兄弟の分かたれた道の選択 後編

「フ・・・私が話に出たような行動を取ったことに関してより、何故マルクトごときの言いなりになるような行動を取るのかと思われているのでしょう。ですが実際に今の話に出てきた計画の実現不可能だという言葉は嘘ではなく、私の手勢は全員捕らえられたかもしくは既に殺されており隠れ家といった場所も既に押さえられています。つまり私に打てる手はもうないということから、カイランド様に付き従っているのですよ」
「なっ・・・六神将も全て捕まったというのか!?」
「厳密に言えばリグレットにラルゴにシンクは言うことには従わないと死を選び、アリエッタは抵抗をして怪我をして療養中で、ディストは完全に打つ手が無くなったと見るや降伏をしたそうです。ただアッシュに関してだけはその命を奪うわけにはいかないからと捕縛前提で殺さぬようにということから苦労はされたとのことですが、結果はご覧の通りというわけです」
「っ!ならアッシュは神託の盾としてこちらに忠義を誓っているというのか!?」
「いえ、単純な話としてマルクトの言いなりになるのはゴメンだと言うだけでダアトにも謡将にも・・・ましてや大詠師になど忠義を持つわけなどなく、ただ黙って従う気などないからと反抗したのでしょう。何せアッシュも預言の中身についてを知ったのもありますが、キムラスカに戻るつもりなど無かったようですからね」
「「「っ・・・!」」」
そうして鼻で笑ってからいかに六神将が壊滅したのかをモースと話していくヴァンだが、アッシュのみここにこのような形で連れてこられた経緯とその心中についてを口にした時にインゴベルトと公爵は愕然としたような表情をアッシュに向け、その当人はたまらずに即行で視線を反らした・・・死を望んだ者達と望まれたが戻りたいという気持ちも少なからず持ち合わせている者という、何とも言えない構図になる形で。
「・・・まぁそういうわけで、最早私には計画を実行することは出来ない上にこうして拘束されたからこそせめてカイランド様に協力しようと考えたのですよ。どうせ死ぬというならせめて預言通りにならないようにしてから死にたいですからね」
「っ、ヴァン貴様・・・陛下!こやつらを捕縛するように命令をお下しください!こやつらは預言を侮辱した愚か者達です!」
「・・・」
「・・・陛下・・・?」
ヴァンはそんな構図に構わず馬鹿にするような視線と声を向けてモースはたまらず怒りインゴベルトに捕縛をと願うのだが、非常に悩ましげな表情を浮かばせてただ沈黙する様子にどういうことかと戸惑いを見せる。
「・・・今の話を忘れたのですか、大詠師?預言通りにすればどうなるかというのもそうですが、何より貴方には導師にスパイを付けたという事実が明らかにされたのですよ」
「っ!?」
「その上で先の話ではカイランド様は出してはいませんでしたが、その証拠とも呼べる物を掴んでいる・・・それに今の導師が被験者が病気により死んでいて、我々の用いるフォミクリー技術を使えば導師の身代わりは立てられるという話に乗ってそれを許容して今の導師を造ったという事実も知っておられます」
「「「「っ!?」」」」
ヴァンがそうなる理由は当然だろうとスパイについてを告げるとモースはハッとするが、続けられた更なる事実・・・イオンもまたレプリカでありそれをモースが知っていて許可を出したとの事に、モースだけでなく周りもまた一斉に驚愕に言葉を失った。
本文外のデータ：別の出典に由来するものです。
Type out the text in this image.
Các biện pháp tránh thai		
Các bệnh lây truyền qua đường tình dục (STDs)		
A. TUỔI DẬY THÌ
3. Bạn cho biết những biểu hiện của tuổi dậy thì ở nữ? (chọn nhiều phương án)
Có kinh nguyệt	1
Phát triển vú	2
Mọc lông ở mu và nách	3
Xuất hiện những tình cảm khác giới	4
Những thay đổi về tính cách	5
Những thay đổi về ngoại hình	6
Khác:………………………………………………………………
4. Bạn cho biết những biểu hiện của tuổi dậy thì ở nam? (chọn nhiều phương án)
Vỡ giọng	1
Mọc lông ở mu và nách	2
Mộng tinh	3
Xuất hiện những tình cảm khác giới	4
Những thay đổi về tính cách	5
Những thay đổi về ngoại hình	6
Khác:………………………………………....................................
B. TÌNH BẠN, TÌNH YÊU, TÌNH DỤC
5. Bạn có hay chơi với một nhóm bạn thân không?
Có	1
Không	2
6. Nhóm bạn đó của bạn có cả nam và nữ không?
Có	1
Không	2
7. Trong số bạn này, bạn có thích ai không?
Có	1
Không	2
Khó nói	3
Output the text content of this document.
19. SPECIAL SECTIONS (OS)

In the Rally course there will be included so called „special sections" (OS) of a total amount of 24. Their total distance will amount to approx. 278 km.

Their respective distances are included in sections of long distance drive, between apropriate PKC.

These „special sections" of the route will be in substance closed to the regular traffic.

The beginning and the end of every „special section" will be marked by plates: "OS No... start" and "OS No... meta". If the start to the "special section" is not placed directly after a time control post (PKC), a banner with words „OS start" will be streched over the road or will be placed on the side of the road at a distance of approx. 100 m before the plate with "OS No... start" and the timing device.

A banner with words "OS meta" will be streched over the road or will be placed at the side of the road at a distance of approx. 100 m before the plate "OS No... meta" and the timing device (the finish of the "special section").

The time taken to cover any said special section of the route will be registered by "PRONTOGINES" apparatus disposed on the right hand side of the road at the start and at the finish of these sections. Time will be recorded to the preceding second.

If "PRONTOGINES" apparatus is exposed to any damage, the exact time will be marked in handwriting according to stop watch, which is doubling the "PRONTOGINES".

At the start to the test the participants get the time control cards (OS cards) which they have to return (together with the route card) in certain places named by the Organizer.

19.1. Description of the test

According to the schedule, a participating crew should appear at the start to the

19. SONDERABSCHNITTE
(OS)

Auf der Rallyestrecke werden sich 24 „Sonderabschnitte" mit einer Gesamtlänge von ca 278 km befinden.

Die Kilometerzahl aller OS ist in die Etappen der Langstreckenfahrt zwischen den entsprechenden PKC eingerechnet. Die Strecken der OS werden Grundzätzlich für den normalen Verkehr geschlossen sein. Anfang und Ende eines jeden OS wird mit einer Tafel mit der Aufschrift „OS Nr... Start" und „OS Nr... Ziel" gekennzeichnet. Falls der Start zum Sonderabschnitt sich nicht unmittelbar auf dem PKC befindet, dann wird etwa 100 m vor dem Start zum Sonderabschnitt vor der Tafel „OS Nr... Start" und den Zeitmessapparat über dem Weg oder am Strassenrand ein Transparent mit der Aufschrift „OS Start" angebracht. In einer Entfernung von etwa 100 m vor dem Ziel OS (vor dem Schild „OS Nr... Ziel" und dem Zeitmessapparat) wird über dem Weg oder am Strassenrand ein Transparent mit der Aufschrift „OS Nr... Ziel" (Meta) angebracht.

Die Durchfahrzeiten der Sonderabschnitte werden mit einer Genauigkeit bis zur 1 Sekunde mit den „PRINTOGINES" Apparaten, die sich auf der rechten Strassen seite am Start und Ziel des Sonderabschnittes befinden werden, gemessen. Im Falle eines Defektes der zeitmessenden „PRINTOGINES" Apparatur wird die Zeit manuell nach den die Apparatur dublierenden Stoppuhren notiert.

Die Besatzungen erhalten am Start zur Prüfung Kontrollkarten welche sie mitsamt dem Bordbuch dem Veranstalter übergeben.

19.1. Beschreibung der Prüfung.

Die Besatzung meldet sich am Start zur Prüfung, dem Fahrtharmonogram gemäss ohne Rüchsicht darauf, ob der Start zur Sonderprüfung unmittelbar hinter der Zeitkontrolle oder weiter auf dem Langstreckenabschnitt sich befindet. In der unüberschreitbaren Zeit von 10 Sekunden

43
最早何度目かになるか分からない、衝撃的な話に。
「・・・そ、それは本当なのですか謡将・・・?」
「えぇ、嘘ではありません。被験者の導師の容態が悪くなった・・・もっと言うならその年での死去が預言に詠まれていると分かった時から我々が持つフォミクリー技術を公的に認めるとは言わずとも、黙認させるためという意味で導師のレプリカを造ってはいかがかと持ち掛ければ・・・あっさりその言葉に大詠師は乗り、被験者の死去の後に今の導師を世に出すようにと許可をしたのです」
「う、嘘だ!デタラメだ!そんなものはヴァンが勝手に言っているだけだ!」
「ならば後で導師にアニスとやらに話を聞かれてはいかがですか、陛下?勿論大詠師に邪魔をされないよう捕縛か隔離などをした上で、アニスとやらには身の安全であるといったようなある程度の保証をする形でです」
「陛下!そんな言葉に乗せられてはいけません!この者達の言っていることを聞けばキムラスカの繁栄から外れる事になりますぞ!」
その驚愕から何とか声を絞り出したのはナタリアでヴァンは事実を事細かに明らかにしていき本人達に聞けばいいと言うと、モースは嘘だに聞くなというように声を荒げながらインゴベルトへと必死に投げ掛けていく。